Kaç kere Başka Sinema salonunu dolu gördünüz? En son ne zaman alışveriş merkezi içindeki rahat koltuklarla bezeli Cinemaximum salonunda kafanızı hiç yormayacak vizyon filmi izlemek yerine Moda Sahnesi’nde bağımsız film izlemeyi tercih ettiniz? Ya da hangi sıklıkta Başka Sinema web sitesini veya diğer bağımsız sinema platform sitelerini ziyaret ettiniz? Bağımsız filmler üzerine analizleri okudunuz, takip ettiniz? Okuyun, takip edin, gidin, izleyin, izlemekte diretin. Siz burada 1 filmde diretirken ülkede başka bir yerde 10-15 çocuk için de direnmiş olursunuz. Yavaş yavaş olur, bugünden yarına olmaz elbet, ancak bir gün hiç bilmediğiniz bir yerde 4-5 çocuğun Cenk gibi sallanarak Deniz Üstü Köpürür söylediğini duyarsınız, kötü mü olur?

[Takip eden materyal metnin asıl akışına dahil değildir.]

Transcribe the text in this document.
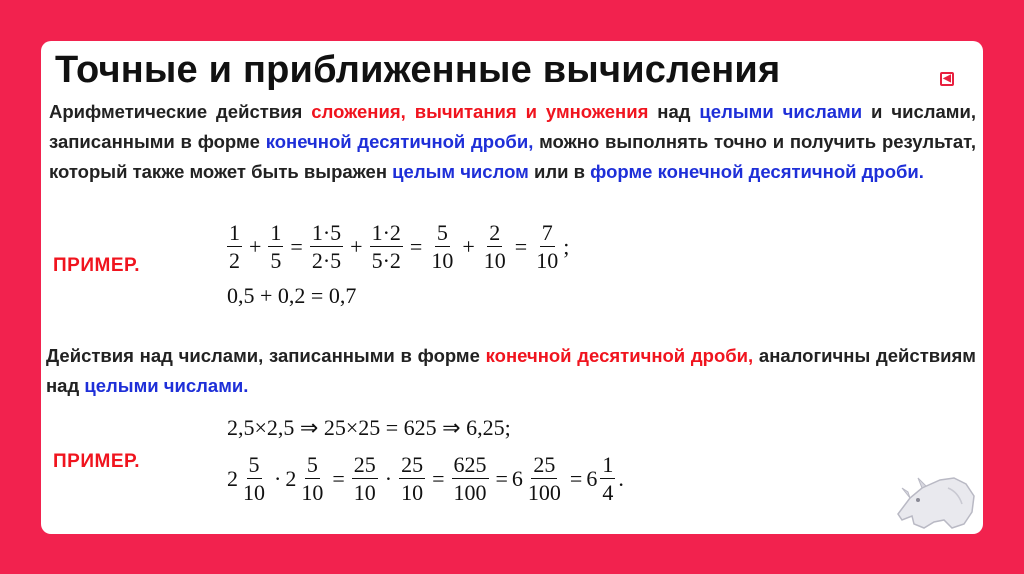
Точные и приближенные вычисления	◀

Арифметические действия сложения, вычитания и умножения над целыми числами и числами, записанными в форме конечной десятичной дроби, можно выполнять точно и получить результат, который также может быть выражен целым числом или в форме конечной десятичной дроби.

ПРИМЕР.	$\frac{1}{2} + \frac{1}{5} = \frac{1\cdot 5}{2\cdot 5} + \frac{1\cdot 2}{5\cdot 2} = \frac{5}{10} + \frac{2}{10} = \frac{7}{10}$ ;
0,5 + 0,2 = 0,7

Действия над числами, записанными в форме конечной десятичной дроби, аналогичны действиям над целыми числами.

2,5×2,5 ⇒ 25×25 = 625 ⇒ 6,25;
ПРИМЕР.
$2 \frac{5}{10} \cdot 2 \frac{5}{10} = \frac{25}{10} \cdot \frac{25}{10} = \frac{625}{100} = 6 \frac{25}{100} = 6 \frac{1}{4}$ .
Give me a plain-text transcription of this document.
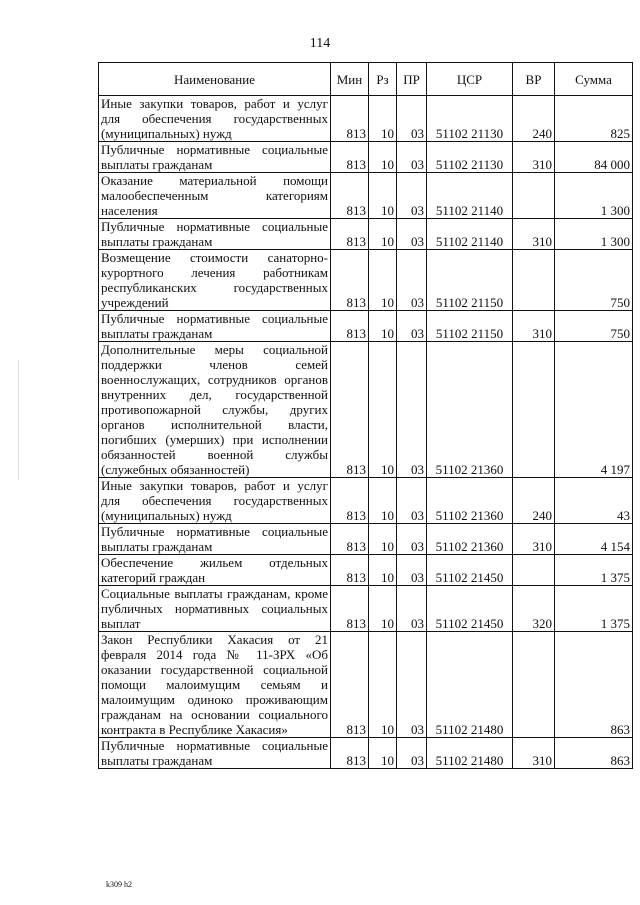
114
Наименование	Мин	Рз	ПР	ЦСР	ВР	Сумма
Иные закупки товаров, работ и услуг для обеспечения государственных (муниципальных) нужд	813	10	03	51102 21130	240	825
Публичные нормативные социальные выплаты гражданам	813	10	03	51102 21130	310	84 000
Оказание материальной помощи малообеспеченным категориям населения	813	10	03	51102 21140		1 300
Публичные нормативные социальные выплаты гражданам	813	10	03	51102 21140	310	1 300
Возмещение стоимости санаторно-курортного лечения работникам республиканских государственных учреждений	813	10	03	51102 21150		750
Публичные нормативные социальные выплаты гражданам	813	10	03	51102 21150	310	750
Дополнительные меры социальной поддержки членов семей военнослужащих, сотрудников органов внутренних дел, государственной противопожарной службы, других органов исполнительной власти, погибших (умерших) при исполнении обязанностей военной службы (служебных обязанностей)	813	10	03	51102 21360		4 197
Иные закупки товаров, работ и услуг для обеспечения государственных (муниципальных) нужд	813	10	03	51102 21360	240	43
Публичные нормативные социальные выплаты гражданам	813	10	03	51102 21360	310	4 154
Обеспечение жильем отдельных категорий граждан	813	10	03	51102 21450		1 375
Социальные выплаты гражданам, кроме публичных нормативных социальных выплат	813	10	03	51102 21450	320	1 375
Закон Республики Хакасия от 21 февраля 2014 года № 11-ЗРХ «Об оказании государственной социальной помощи малоимущим семьям и малоимущим одиноко проживающим гражданам на основании социального контракта в Республике Хакасия»	813	10	03	51102 21480		863
Публичные нормативные социальные выплаты гражданам	813	10	03	51102 21480	310	863
k309 h2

Bağımsız sinema hayatımıza bir yerlerinden dokunmalı, alışkanlığımızdan çıkmamalı. Ve biz bağımsız filmlere sadece birkaç ufak sinemada, ancak kendimiz takip ederek ulaşmamalıyız. Devlet o sinemalara yer ayırmak zorunda kalmalı, bundan kaçamamalı. Bunu gerçekleştirebilmek için bu belgeseldeki röportajlarda da, sonrasındaki söyleşide de çıkan ses: “örgütlenmeliyiz”. Ve bence Onur Ünlü’nün de dediği gibi “devleti hiç bulaştırmadan”.